Tea and tete-a-tete With Debu Bhattacharya

Debu Bhattacharya articulates through anecdotes, and sportingly plays ball when we pitch back and forth in time. “You can ask me anything you
want,” he says with an infectious smile that sets the tone for our conversation. The low-profile managing director of Hindalco most often lets his work do the talking, but we were privileged to hear it from him. Even if deflected via anecdotes.

Quiet confidence is his hallmark and we learnt he had it from his college-days. “The stint at IIT Kharagpur changed a lot of things for me. The standard of education was phenomenal and the opportunities to take part in things were enormous,” says Bhattacharya, an alumnus of the chemical engineering class of 1970, who interestingly, first finished his graduation from Kolkata’s Presidency College.

“It was camaraderie of a different kind. You lived on campus and made some great friends,” he recalls with a tinge of nostalgia. Nor was it just about books and academics. “We had a lot of extra-curricular activities and I was pretty good at football and cricket.” Queried on what was the most useful thing he picked up at IIT, his quick reply was, “I can say that we learnt a lot from each other without any shame!”

Back then, a good job meant a long stint in an organisation. In 1970, Bhattacharya had the option of going to the US. Instead, he chose to join what was then Hindustan Lever Limited (HLL). “It was a prized job those days and they were paid us Rs 1,000 a month,” he says with a laugh as we try to calculate how much that would buy 40-odd years ago.

Well, it was certainly enough for the technical trainee to find accommodation in Mumbai’s YMCA, then in the upmarket Wodehouse Road. “I spent two years at the YMCA. We had a five and half day week at Levers and weekends were a lot of fun,” Bhattacharya adds as tea and cakes arrive alongside some rather tempting pizzas.

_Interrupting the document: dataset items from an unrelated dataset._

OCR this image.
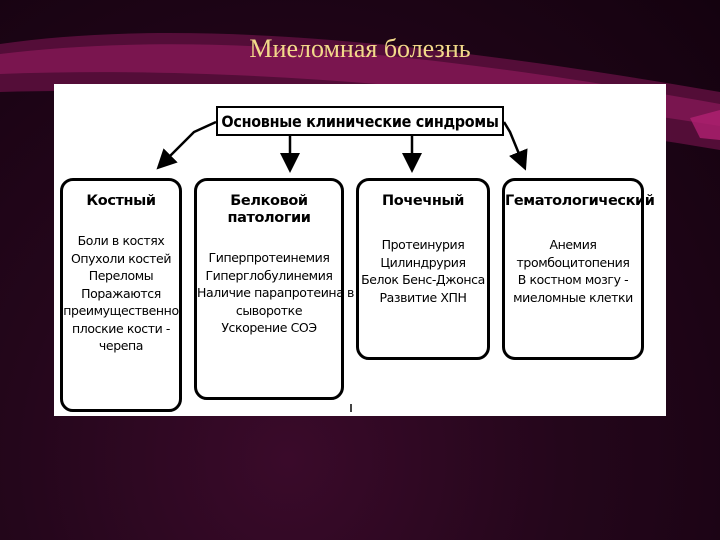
Миеломная болезнь
Основные клинические синдромы
Костный
Боли в костях
Опухоли костей
Переломы
Поражаются
преимущественно
плоские кости -
черепа
Белковой
патологии
Гиперпротеинемия
Гиперглобулинемия
Наличие парапротеина в
сыворотке
Ускорение СОЭ
Почечный
Протеинурия
Цилиндрурия
Белок Бенс-Джонса
Развитие ХПН
Гематологический
Анемия
тромбоцитопения
В костном мозгу -
миеломные клетки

We ask him gingerly if he recalls his first car and it comes to him like a flash. “Of course I remember. My first car was a Fiat that was 14 years old,” he says. It wasn’t the best car to have but there was a positive fallout. “It conked out without a warning every week so I became a real good mechanic at the end of it,” he says, recalling that it faithfully acted up on the day he had to pick up his mother-in-law from the station.

Bhattacharya made the most of his 28 years at HLL. “I think we worked with a sense of purpose,” he says even as he recounts a couple of interesting events during his tenure with the Anglo-Dutch major. One was during an overseas trip which incidentally was Bhattacharya’s first ever. “It was to attend a course in London where I had a chance to interact with a lot of other Indians. I saw first-hand the brightness of Indians and what they were capable of,” he points out.

That trip to London started his romance with the city as well. “I have a lot of memories from that first trip and London, to this day, remains my favourite destination. I just feel at home there,” he says.

In the midst of a rather grueling work schedule — which he confesses to enjoying tremendously — he has had some incredible moments. Over the last decade that he has spent with the AV Birla Group, he is immensely proud of the acquisition of Novelis – which to his mind is a case study – and the buyouts of Indal and Pennar . Naturally we ask what made him change jobs after almost three decades with HLL.

It was at an All India Management Association event in Mumbai that he met Kumar Mangalam Birla. “He has this ability to charm you by not speaking very much. He is a visionary,” says Bhattacharya. He soon succumbed to overtures and decided to take up the offer with the AV Birla Group where he started off as MD of Indo-Gulf and head of the Aditya Birla Management Corporation. “If HLL was a great place to develop one’s professional acumen, the best thing about the AV Birla Group is that one becomes an entrepreneur,” he says matter-of-factly.

Those who know Bhattacharya say he is at work by 7am and puts in long hours that eat into his weekend too. “I believe in a few things. I do not attend a meeting unless I can add value. I do not do anything unless I can excel. And I maintain that it is important to keep one’s word,” he says categorically. The the tinge of regret is also hard to miss when he says he’d like to spend more time with his family.

Once off work, there’s films for relaxation. “Primarily, I watch English films. A recent one that I enjoyed was Lions for Lambs where Tom Cruise plays a senator,” he says. Music is another stressbuster and Bhattacharya lists songs by Tagore and Kishore Kumar as among his favourites. A voracious reader, he actually goes through at least two books at a time. One at present is Aravind Adiga’s The White Tiger. “I avoid reading management books!” he says with a grin. After working for close to 40 years in a developing corporate scenario like India, he could write a few management books himself!